In the early 1940s, economist Joseph Schumpeter wrote the book, “Capitalism, Socialism, and Democracy,” where he introduced the notion of “creative destruction,” as a requirement of capitalism’s success. This “perennial gale” of Creative Destruction is described below:
The opening up of new markets, foreign or domestic, and the organizational development from the craft shop and factory to such concerns as U.S. Steel illustrate the process of industrial mutation that incessantly revolutionizes the economic structure from within, incessantly destroying the old one, incessantly creating a new one. This process of Creative Destruction is the essential fact about capitalism. It is what capitalism consists in and what every capitalist concern has got to live in.

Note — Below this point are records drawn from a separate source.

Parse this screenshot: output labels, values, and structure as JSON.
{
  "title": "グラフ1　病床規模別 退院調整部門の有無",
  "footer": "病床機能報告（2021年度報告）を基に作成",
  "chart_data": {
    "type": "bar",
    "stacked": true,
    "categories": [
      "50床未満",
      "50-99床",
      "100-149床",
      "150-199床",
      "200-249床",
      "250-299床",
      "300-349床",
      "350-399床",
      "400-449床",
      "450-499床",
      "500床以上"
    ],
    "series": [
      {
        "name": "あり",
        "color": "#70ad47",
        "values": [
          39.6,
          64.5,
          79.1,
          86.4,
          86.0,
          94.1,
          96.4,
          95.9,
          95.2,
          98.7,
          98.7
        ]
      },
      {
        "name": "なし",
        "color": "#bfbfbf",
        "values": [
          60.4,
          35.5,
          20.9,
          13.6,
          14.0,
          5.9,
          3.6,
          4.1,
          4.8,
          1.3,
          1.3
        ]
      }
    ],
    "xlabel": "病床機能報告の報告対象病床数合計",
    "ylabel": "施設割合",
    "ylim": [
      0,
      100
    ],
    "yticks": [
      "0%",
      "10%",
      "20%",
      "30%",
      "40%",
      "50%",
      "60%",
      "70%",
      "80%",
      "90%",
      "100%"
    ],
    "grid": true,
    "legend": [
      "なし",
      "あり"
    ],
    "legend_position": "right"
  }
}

Essentially, the notion is that the innovation, creativity, and growth of a healthy capitalist economic system is built on the corpses of those businesses that grew complacent, failed to adapt, and change to meet the market’s needs.
Buggy whip manufacturers, photographic film producers, and coal magnates have all gradually been consigned to the dustbin of economic history as a result of failing to change with the times, often resulting in the layoffs of thousands of employees and the literal and figurative “destruction” of once towering fortunes. And, the economy and consumers are ultimately better off for it. The continual churn of businesses ultimately prevents stagnation, rewards those best able to serve the needs of the market, and punishes those businesses that put out a crappy product or fail to change as the tastes of buyers do.
What Would Happen Without Creative Destruction?
Often times as once great businesses begin to struggle, they appeal to the government to bail them out, or to subsidize their industry in the hopes of making it more competitive. Generally, this is cloaked in discussions about saving jobs and other supposed public goods, but frequently even these actions only act to slow the rigor mortis, rather than breathe new life into the faltering businesses. At best, these delays can provide a short respite for businesses to re-structure and change their business model to better serve the evolving market. At worst, they represent a squandering of public resources on a private endeavor that has made its own economic bed by failing to adapt to market demands.
In a real sense, the NFL is a powerful example of the ways in which the absence of creative destruction ultimately corrupts the market and corrodes the quality of the products that it produces.
An Economic Ball Pit
How can the NFL, an organization that made over $16 billion in its most recent revenue estimates, be an economic cautionary tale? It turns out that it has a lot to do with how that league-wide revenue is distributed among the constituent teams. About $9 billion of the league’s income is derived from very lucrative television contracts and other agreements that are shared communally by teams in the league, to the tune of about $255 million per team (as of 2019).
With a salary cap of ~$188m per team in 2019, each owner clears around $67m per year before taking into account any of the revenues from stadium seats, concessions, and other streams unique to each team. This outside income can be very significant, ranging from around $100m extra per year for the Raiders to $700m extra per year for the Cowboys.
Nevertheless, at the end of the day, because of the communal revenue sharing agreement, it is essentially impossible for an NFL team to lose money in the absence of outright fraud or extracurricular expenditures. The perennial gale has been “nerfed.” As a result, all 32 franchises are insulated from the creative destruction outlined above. The conventional market forces, profit making and a fear of bankruptcy have been short-circuited, and instead laziness, mismanagement, and a tin ear to the will of consumers are often rewarded (or at least insufficiently punished).
Interestingly, our European brethren in the soccer world seem to have developed a partial solution to this problem through the promotion and relegation process, which rewards well performing teams by moving them up into more prestigious (and lucrative) leagues and punishes poorly performing teams by moving them down.
The Redskins, with around a 40% winning percentage over the past two decades of Dan Snyder’s ownership, are the sort of “business” that could only survive in a protectionist system that - while an economic powerhouse in the aggregate - has also produced an abundance of “welfare queens” (think the Redskins, Bengals, and Dolphins) - free riders - sucking at the teat of the NFL’s swollen mammaries.
Surely some owners, notably those in the same divisions as the free riders, don’t mind perpetual losers in their midst. After all, NFL schedules are brutal, and easy wins are hard to come by. However, at the end of the day, it’s bad for the NFL brand to have perennially mismanaged franchises like the Redskins soiling the experience for an ever dwindling group of fans. It would serve the League well to find a way insert creative destruction, or at least a reasonable fear of it, into their business model moving forward.